@alda Many, many years ago, when I worked at a medical information system, I got to learn some Important Principles from my manager.
The first of them was, a computer must not get in the way of a doctor. The specific example, of which there were numerous examples (because of a recurring data quality issue) was, if a doctor makes a medical record of a man having become pregnant, or more urgently, having gotten his water broken and an emergency Caesarean being necessary, the computer must never try to override the doctor.
A data quality issue can be sorted out later. Somebody dying because a doctor was arguing with a computer instead of doing a life-saving surgery, can't.
And that's even before I learnt the Biological Period, that strange punctuation mark that appears in medical texts all the time. It looks just like a period, but it's pronounced But Biology Is Messy, And Sometimes There's Exceptions. Some people's hearts are on the right. Some people have six toes.
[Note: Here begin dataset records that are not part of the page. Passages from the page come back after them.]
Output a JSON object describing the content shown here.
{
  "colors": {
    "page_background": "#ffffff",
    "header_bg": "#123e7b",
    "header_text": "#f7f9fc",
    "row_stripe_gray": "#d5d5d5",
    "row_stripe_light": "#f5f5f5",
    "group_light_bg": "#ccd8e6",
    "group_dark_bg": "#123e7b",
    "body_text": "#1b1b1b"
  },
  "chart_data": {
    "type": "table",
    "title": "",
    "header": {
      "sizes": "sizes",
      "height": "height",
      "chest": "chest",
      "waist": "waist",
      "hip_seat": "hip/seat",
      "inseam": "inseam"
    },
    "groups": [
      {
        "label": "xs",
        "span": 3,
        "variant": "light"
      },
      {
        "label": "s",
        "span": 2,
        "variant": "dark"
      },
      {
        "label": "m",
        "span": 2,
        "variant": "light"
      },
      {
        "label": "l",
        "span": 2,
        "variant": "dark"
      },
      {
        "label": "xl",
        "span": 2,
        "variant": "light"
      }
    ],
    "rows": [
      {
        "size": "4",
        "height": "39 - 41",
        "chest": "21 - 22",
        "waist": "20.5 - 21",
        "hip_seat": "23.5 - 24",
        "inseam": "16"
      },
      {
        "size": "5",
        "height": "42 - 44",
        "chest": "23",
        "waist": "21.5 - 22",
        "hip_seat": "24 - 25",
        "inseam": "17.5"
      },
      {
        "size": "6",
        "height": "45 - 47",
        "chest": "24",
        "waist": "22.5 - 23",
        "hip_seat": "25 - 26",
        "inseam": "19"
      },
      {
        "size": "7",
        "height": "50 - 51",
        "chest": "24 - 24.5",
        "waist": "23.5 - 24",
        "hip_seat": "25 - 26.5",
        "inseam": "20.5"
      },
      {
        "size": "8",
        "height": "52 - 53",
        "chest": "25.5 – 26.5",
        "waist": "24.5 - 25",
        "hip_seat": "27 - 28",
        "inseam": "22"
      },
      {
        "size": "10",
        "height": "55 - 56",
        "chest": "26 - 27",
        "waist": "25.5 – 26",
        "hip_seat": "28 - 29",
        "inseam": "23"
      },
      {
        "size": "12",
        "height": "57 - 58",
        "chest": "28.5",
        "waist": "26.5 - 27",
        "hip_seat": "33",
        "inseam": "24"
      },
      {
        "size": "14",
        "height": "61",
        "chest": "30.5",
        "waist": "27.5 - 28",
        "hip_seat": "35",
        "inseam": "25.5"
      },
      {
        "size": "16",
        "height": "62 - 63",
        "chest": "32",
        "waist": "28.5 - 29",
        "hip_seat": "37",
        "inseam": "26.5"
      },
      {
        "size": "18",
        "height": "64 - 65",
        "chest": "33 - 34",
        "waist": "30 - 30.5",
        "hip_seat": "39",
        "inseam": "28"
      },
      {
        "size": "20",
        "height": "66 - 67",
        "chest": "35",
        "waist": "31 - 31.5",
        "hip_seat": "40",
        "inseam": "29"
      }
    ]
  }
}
Some people might well have two appendixes, so just because one was taken out three years ago is no good reason for a computer to argue a doctor wanting to schedule a new appendectomy. There will be time to count the appendixes later. Saving a life can't wait.
Back then, we often thought of medicine being a uniquely life-critical field of tech, but as decades pass, I keep running into good times to apply this principle increasingly often.
@robryk @riley @alda Checklists, physical markings, reidentificatiin, etc. are all tools to allow the healthcare providers themselves to reduce errors. Those are beneficial.
A computer system could, for example, ask for confirmation for entries that are outside the expected range (e.g., male pregnancy, pulse of 400) but the medical provider should have the final say.